Place of origin was reinforced through a curated material palette and a background featuring large scale New Zealand landscapes. Visitors were also offered a “taste of place” through such delicacies as kawakawa tea, noble riesling sherbet and manuka honey marshmallow.

The magazine Alt produced for EuroCucina was designed to emphasise the strong links between Fisher & Paykel’s design heritage and country of origin.
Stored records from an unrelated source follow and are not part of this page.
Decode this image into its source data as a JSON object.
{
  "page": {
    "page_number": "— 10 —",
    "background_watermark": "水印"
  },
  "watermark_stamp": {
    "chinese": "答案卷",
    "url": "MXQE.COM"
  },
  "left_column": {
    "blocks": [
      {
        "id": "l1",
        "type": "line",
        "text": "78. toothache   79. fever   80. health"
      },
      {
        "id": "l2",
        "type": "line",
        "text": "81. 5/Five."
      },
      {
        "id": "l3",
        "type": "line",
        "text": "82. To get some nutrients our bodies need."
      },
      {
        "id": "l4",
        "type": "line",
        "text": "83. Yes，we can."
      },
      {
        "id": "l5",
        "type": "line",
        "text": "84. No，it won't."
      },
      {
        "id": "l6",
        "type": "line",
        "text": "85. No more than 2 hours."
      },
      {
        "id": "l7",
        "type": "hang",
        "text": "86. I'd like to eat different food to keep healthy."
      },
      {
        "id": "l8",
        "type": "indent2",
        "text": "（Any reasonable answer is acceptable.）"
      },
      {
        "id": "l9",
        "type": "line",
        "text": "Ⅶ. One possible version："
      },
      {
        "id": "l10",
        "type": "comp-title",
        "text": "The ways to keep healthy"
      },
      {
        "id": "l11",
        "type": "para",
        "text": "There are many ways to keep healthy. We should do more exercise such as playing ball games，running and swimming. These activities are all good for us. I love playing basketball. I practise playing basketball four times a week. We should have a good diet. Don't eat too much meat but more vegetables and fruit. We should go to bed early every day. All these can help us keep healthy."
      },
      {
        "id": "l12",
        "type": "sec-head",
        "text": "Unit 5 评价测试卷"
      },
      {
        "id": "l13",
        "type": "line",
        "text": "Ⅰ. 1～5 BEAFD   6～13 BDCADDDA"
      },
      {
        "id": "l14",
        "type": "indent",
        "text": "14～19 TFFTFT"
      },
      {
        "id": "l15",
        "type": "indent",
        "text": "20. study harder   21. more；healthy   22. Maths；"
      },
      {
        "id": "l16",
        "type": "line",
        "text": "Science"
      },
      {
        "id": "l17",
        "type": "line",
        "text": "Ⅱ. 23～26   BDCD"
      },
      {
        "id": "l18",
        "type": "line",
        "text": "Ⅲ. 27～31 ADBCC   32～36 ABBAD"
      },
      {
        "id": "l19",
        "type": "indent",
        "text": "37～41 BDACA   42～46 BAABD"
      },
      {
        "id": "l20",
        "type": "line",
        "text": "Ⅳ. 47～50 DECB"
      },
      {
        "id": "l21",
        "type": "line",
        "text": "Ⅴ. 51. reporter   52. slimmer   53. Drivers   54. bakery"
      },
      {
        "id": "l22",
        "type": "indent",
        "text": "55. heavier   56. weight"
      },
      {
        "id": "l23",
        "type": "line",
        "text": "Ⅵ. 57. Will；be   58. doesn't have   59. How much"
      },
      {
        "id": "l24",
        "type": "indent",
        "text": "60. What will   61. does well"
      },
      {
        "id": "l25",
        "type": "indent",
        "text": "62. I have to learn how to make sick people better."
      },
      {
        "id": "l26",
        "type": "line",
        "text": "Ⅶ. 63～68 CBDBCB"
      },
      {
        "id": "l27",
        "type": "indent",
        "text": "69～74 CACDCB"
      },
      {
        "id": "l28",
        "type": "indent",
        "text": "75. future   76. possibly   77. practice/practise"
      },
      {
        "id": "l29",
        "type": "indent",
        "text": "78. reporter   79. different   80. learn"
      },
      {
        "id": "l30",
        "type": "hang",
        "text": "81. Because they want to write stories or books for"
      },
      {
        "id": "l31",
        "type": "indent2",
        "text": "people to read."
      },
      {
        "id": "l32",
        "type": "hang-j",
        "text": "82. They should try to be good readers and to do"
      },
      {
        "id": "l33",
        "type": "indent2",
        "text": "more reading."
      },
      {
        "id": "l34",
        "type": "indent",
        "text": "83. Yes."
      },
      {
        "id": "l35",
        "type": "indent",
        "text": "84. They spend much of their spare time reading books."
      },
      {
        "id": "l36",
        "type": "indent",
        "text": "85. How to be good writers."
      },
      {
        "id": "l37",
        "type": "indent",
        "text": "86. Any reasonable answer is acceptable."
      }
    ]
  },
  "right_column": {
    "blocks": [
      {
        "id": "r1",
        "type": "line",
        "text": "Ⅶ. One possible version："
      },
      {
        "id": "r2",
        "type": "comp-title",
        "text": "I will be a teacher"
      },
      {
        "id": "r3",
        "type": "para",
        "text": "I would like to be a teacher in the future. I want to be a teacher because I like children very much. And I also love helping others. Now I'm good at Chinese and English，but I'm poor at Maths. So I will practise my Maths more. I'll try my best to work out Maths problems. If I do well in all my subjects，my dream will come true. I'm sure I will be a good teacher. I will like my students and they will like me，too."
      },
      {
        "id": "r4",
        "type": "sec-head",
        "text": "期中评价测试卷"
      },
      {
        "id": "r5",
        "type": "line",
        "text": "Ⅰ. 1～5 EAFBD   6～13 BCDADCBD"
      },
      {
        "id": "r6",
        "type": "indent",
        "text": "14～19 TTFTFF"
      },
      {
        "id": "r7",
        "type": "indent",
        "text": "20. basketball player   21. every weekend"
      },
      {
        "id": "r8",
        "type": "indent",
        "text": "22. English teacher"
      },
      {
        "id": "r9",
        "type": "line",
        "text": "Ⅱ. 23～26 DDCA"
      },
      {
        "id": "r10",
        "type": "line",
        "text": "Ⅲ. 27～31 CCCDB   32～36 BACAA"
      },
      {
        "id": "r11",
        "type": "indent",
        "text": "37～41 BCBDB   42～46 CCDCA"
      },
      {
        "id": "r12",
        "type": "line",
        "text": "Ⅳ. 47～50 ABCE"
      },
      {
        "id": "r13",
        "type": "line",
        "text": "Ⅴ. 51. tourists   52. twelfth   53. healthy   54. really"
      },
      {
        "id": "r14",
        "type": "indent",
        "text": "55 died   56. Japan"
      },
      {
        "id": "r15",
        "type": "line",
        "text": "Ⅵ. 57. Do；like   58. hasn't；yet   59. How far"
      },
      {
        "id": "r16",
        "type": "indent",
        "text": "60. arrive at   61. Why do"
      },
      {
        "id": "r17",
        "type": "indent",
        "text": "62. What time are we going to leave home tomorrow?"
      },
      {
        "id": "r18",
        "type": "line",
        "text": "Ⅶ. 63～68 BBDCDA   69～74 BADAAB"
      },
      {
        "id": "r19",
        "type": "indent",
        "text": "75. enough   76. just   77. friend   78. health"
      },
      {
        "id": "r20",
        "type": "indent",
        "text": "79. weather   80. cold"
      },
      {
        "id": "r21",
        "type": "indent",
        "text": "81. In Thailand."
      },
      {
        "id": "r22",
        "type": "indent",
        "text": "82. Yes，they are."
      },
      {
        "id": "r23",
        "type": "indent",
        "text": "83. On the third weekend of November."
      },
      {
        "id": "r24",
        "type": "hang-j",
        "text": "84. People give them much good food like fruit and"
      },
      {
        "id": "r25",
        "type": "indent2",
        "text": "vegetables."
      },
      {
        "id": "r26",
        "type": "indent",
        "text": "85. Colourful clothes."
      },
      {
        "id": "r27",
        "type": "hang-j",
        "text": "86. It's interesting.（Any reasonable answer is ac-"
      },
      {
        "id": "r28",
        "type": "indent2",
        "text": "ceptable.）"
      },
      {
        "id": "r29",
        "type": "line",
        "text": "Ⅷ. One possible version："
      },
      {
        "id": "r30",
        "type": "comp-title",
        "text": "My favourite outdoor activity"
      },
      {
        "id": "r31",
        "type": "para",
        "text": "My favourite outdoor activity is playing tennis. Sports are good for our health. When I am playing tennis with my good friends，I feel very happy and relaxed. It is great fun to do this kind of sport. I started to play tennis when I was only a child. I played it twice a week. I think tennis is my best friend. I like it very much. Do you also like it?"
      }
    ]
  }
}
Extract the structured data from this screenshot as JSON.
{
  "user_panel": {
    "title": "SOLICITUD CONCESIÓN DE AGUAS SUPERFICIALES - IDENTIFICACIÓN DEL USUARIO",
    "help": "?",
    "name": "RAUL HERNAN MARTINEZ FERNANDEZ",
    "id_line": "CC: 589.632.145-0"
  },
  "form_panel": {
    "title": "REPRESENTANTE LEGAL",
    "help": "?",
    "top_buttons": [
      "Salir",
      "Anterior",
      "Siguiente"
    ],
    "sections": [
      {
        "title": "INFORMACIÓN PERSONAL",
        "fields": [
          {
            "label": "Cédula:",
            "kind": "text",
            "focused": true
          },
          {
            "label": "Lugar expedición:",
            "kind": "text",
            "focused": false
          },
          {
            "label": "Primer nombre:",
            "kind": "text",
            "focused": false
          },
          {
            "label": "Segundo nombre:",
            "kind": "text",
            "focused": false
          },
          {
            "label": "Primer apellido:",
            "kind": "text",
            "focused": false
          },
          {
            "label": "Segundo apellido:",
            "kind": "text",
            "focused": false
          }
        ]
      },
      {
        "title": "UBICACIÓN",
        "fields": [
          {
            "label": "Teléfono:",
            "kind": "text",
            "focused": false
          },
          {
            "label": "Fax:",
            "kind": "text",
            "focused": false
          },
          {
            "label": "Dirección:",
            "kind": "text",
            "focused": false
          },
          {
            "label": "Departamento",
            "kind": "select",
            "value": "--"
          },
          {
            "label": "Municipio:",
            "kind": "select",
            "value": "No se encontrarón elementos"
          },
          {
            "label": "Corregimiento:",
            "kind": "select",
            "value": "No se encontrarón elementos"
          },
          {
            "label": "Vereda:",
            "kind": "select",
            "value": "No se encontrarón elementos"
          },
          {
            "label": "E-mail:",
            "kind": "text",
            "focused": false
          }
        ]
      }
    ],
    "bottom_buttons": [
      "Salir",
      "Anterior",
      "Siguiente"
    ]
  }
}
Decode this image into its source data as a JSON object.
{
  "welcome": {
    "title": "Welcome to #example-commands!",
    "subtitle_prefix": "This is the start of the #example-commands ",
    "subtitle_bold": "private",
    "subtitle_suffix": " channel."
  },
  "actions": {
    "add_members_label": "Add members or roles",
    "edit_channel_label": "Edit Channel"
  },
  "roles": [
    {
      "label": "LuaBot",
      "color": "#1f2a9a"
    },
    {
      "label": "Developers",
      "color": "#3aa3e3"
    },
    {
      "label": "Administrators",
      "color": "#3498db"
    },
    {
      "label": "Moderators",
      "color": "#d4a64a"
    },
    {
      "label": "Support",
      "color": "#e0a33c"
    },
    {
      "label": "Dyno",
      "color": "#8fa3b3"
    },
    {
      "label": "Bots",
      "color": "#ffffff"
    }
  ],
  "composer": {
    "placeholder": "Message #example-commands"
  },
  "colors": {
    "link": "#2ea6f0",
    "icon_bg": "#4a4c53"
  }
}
The stories and large format photographs took readers on a journey through New Zealand landscapes, into the country’s best residential architecture, and through to the philosophies driving the company’s product innovation.

The third Red Dot was awarded for the Klim Type Foundry’s exhibition which posed the question ‘Can a typeface have a regional accent’? National 2 was a complete overhaul by renowned typeface designer Kris Sowersby of his National typeface, designed in 2007 to provide local designers with a typeface that said “New Zealand” whenever it was used.

Working with photographer Alistair Guthrie, a series of 16 atmospheric images cast National 2 into the landscape as marker of place. The images traced a visual journey from the Valley of Darkness, up Mt Inaccessible and then north to Farewell Spit.

Alt Group MD Ben Corban said: “Awards like Red Dot are key to benchmarking work internationally and showcasing New Zealand design to a global audience.”